4. The Conclusion states that the inference time is "only 0.006 s," but Table 10 lists an inference time of 30.14 s for CloudMViT (total time). Readers cannot easily derive the per-image inference time of 0.006 s. The authors should verify and correct the data, or explicitly state the calculation basis for the per-image inference time.
5. In Eq. (4) and Eq. (5), the parameters band rare only stated as "set to 1 and 2" in the text, but their physical meaning or derivation is not explained. Readers cannot understand why these specific values were chosen. The authors should clarify the physical significance or the basis for determining these parameters.
6. Fig. 6 labels step1, step2, and step3. Section 2.5 describes them as "Step 1: Extraction of local detailed features,""Step 2: Extraction of global features," and "Step 3: Enhancement of local detailed features." However, step1 and step3 have identical structures in the figure, and step2 is positioned in the middle. The text states that step3 "repeats step1," but the spatial arrangement in the figure conflicts with the semantic meaning of "repetition." The authors should revise either the figure or the text to ensure consistency.
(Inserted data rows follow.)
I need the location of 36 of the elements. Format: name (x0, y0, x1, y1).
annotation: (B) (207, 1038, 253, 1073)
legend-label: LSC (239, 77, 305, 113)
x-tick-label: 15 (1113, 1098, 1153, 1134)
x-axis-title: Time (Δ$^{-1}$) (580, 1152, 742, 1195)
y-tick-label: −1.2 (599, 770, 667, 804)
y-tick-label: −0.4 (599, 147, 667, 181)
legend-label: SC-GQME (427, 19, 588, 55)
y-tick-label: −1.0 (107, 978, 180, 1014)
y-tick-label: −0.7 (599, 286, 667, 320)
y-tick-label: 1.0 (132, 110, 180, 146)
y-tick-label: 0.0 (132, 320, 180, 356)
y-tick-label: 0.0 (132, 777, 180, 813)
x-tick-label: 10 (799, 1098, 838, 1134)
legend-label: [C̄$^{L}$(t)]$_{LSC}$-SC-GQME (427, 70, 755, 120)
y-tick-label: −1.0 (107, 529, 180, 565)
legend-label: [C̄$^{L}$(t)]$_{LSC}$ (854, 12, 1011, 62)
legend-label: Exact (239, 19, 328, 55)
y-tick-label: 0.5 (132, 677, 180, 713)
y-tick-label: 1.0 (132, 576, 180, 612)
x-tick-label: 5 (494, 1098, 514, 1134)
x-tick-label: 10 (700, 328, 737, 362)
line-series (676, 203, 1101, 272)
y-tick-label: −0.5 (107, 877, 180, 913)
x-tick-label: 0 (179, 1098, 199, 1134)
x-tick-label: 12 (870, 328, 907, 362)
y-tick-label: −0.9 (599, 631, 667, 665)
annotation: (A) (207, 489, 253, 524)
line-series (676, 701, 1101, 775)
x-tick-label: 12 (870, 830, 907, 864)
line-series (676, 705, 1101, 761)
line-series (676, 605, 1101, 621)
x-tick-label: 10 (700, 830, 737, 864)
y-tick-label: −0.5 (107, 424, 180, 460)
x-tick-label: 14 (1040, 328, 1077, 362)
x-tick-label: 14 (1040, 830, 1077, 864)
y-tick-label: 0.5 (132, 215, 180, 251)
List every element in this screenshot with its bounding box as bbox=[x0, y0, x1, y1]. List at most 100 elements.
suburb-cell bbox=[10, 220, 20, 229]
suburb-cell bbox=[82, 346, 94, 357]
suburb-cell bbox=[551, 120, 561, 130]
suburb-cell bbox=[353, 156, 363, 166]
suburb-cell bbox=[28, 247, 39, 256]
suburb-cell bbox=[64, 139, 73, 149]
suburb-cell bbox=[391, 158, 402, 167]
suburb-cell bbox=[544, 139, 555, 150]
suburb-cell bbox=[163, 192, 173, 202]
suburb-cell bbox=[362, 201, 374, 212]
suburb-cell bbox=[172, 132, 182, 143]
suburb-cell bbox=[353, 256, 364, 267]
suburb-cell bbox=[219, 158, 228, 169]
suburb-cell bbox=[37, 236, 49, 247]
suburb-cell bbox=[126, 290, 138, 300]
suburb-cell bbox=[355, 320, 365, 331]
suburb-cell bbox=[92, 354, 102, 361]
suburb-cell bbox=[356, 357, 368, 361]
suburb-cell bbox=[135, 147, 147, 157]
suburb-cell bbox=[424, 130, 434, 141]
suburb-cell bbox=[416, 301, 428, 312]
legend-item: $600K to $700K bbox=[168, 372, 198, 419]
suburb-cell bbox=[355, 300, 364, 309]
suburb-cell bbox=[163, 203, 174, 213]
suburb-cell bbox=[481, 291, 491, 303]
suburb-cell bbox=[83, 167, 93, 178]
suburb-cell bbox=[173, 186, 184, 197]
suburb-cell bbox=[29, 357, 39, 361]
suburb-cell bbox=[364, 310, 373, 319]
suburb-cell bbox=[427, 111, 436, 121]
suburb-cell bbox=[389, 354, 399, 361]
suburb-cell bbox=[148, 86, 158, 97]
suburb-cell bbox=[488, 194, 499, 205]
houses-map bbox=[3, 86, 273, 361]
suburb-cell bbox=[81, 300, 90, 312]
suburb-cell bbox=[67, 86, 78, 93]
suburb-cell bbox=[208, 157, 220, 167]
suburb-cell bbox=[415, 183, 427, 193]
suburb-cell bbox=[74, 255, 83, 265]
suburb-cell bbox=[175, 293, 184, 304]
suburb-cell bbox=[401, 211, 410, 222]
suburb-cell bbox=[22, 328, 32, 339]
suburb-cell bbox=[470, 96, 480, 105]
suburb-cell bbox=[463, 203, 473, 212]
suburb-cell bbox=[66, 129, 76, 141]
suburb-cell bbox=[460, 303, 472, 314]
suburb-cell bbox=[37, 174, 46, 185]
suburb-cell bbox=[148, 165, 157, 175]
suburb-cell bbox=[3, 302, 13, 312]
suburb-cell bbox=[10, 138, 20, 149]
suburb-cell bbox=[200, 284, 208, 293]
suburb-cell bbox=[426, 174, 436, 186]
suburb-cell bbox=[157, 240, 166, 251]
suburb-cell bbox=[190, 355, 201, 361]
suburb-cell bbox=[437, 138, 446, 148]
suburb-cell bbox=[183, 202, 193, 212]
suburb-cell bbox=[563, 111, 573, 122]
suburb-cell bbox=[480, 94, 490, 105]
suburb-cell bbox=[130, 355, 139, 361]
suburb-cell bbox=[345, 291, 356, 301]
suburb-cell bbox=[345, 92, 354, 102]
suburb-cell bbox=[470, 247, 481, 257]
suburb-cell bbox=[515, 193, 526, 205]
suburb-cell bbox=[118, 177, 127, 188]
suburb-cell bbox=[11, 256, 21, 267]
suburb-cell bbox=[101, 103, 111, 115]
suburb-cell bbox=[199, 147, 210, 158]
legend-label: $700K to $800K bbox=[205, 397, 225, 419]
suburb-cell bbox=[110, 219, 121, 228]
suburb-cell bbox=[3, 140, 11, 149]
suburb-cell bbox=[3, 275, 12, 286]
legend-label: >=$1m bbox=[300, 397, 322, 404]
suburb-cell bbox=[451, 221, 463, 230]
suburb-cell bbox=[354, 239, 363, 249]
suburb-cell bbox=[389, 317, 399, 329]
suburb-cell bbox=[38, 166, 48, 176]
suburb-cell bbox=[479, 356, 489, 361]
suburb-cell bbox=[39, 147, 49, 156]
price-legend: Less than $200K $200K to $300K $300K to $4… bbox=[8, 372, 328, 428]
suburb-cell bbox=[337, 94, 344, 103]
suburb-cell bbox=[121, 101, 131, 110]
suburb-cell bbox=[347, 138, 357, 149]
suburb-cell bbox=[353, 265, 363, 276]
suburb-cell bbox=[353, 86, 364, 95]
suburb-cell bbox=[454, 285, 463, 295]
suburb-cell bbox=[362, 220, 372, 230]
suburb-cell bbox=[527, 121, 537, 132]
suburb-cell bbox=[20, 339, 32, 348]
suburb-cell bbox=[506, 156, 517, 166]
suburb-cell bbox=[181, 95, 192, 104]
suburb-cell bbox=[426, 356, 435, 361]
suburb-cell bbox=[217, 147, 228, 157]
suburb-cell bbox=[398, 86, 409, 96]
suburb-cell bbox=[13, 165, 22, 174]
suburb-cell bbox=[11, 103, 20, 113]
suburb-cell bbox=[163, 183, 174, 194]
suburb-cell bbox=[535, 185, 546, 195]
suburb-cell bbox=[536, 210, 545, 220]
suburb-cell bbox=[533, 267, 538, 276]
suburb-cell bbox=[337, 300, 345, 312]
7. The "Inference Time/s" column in Table 10 shows large values (e.g., 30.14 s for CloudMViT), but the manuscript does not specify that this is the total time for the entire test set . Readers may mistakenly interpret it as the per-image inference time, leading to misunderstanding of the model's speed. The authors should clearly label the column as "Total Inference Time on test set" in the table header or footnote, and also provide the per-image inference time in the main text.